Dramatic firsthand account of Easter Rising made public

A 26 page letter written by an opera singer during the Easter Rising has been made public for the first time. 

Popular singer Elsie McDermid was due to perform at the sold-out Gaiety Theatre in Dublin when the uprising began on the day she was due to begin performing. 

'We are living in stirring times. I am writing this to be posted if there is any post office left and will keep it till I know it will go,' she wrote in the letter to her mother. 

Throughout the week she recalled the scenes unfolding around Dublin including the angry reactions of locals towards the actions of the rebels.

From her location she also saw the Battle of Mount Street Bridge on Wednesday, 26 April. 'It was simply awful as the soldiers crept up to the bridge over the canal.
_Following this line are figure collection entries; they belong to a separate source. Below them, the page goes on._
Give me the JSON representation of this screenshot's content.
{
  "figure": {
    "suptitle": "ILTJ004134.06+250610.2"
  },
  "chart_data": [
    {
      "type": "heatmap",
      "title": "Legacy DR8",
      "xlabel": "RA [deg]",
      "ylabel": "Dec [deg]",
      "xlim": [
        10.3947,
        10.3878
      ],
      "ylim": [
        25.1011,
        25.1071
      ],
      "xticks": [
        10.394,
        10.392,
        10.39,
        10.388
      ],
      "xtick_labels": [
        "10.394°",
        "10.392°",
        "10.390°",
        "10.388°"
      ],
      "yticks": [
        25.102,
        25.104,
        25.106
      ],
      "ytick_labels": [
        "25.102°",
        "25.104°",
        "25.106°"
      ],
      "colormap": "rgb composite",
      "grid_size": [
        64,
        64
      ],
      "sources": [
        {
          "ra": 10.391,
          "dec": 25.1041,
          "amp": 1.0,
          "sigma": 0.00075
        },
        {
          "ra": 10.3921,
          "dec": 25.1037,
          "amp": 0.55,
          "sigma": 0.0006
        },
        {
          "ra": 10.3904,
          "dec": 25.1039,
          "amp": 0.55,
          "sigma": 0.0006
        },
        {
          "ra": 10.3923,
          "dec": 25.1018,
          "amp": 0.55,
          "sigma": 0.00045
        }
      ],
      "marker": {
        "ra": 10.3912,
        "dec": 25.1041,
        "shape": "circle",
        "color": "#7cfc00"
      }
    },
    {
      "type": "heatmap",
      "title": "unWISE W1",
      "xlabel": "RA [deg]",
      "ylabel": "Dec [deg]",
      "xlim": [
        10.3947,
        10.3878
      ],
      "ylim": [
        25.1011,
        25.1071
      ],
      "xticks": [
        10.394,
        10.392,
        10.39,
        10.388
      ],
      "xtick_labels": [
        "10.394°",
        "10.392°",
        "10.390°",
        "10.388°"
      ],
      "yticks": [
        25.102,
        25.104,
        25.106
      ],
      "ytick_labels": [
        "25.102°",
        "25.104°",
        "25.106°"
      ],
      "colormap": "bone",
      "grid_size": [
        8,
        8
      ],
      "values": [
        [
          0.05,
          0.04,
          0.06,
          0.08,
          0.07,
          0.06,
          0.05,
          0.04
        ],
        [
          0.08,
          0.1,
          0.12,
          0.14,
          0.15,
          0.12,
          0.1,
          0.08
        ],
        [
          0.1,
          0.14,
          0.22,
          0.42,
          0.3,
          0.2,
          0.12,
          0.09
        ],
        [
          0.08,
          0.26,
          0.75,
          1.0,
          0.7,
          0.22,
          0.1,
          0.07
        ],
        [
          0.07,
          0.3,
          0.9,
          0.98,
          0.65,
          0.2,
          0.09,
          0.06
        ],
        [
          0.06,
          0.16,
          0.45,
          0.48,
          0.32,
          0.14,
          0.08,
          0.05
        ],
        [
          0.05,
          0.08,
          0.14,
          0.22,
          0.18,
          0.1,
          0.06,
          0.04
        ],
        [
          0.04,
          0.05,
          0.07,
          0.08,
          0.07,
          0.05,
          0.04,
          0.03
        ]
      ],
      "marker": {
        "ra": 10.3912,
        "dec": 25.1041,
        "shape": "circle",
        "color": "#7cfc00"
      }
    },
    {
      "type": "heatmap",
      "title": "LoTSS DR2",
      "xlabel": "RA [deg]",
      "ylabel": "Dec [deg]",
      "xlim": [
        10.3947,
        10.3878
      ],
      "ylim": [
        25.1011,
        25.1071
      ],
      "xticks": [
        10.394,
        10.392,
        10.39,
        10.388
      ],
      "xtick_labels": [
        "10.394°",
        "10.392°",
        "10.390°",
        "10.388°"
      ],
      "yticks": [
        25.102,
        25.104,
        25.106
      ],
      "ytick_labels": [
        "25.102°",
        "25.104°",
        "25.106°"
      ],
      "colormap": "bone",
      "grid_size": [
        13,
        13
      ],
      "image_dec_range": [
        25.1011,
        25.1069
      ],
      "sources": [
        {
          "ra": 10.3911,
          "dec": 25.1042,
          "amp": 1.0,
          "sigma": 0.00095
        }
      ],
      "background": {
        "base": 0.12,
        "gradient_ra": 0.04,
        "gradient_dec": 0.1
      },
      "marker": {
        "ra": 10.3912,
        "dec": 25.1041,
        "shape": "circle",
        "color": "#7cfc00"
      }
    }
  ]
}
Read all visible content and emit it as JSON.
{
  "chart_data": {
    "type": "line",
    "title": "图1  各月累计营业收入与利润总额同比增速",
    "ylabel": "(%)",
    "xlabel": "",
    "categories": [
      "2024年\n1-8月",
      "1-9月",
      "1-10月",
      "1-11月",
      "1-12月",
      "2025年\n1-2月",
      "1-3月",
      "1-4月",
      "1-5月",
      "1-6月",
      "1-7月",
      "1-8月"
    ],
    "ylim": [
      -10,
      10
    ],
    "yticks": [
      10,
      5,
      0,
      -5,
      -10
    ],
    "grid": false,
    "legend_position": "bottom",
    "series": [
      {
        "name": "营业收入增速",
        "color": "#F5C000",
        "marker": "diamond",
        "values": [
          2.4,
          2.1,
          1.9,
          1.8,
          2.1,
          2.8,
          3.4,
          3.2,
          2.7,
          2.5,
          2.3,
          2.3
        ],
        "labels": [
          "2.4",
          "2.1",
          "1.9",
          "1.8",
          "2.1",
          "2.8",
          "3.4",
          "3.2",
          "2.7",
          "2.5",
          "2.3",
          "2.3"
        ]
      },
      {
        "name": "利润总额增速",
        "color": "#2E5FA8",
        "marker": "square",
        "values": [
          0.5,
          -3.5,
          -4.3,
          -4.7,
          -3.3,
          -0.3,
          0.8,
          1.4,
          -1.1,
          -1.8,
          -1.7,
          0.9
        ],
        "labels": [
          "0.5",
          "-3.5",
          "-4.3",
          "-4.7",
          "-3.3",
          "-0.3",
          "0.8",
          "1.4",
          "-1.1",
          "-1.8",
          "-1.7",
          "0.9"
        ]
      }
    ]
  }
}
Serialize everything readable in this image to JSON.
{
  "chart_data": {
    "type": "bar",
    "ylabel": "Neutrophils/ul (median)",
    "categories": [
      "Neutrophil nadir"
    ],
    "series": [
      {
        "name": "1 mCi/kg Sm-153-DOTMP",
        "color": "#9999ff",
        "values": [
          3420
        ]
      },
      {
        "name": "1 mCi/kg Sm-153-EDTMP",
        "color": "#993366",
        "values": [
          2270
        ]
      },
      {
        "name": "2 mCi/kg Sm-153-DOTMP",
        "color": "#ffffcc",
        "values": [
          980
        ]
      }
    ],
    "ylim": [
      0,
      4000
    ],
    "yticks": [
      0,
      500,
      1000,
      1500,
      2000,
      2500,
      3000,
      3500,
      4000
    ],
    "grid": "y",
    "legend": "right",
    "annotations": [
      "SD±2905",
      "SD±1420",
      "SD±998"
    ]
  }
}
'They spotted the SFs (Sinn Feiners) and we could see them out of our top windows making rushes and fall. The VAD (Voluntary Aid Detachment) women carrying them in on stretchers the slaughter was dreadful - 50 wounded, 20 killed and 17 officers killed.'

The letter recently surfaced on the BBC's Antiques Roadshow in England when it was valued by Elsie's nephew Colin McDermid.

He has now allowed the letter to be digitsed by Dublin City Public Libraries and Archive which will use the letter in an exhibition running from January to June 2016.

The letter will also be available to view online.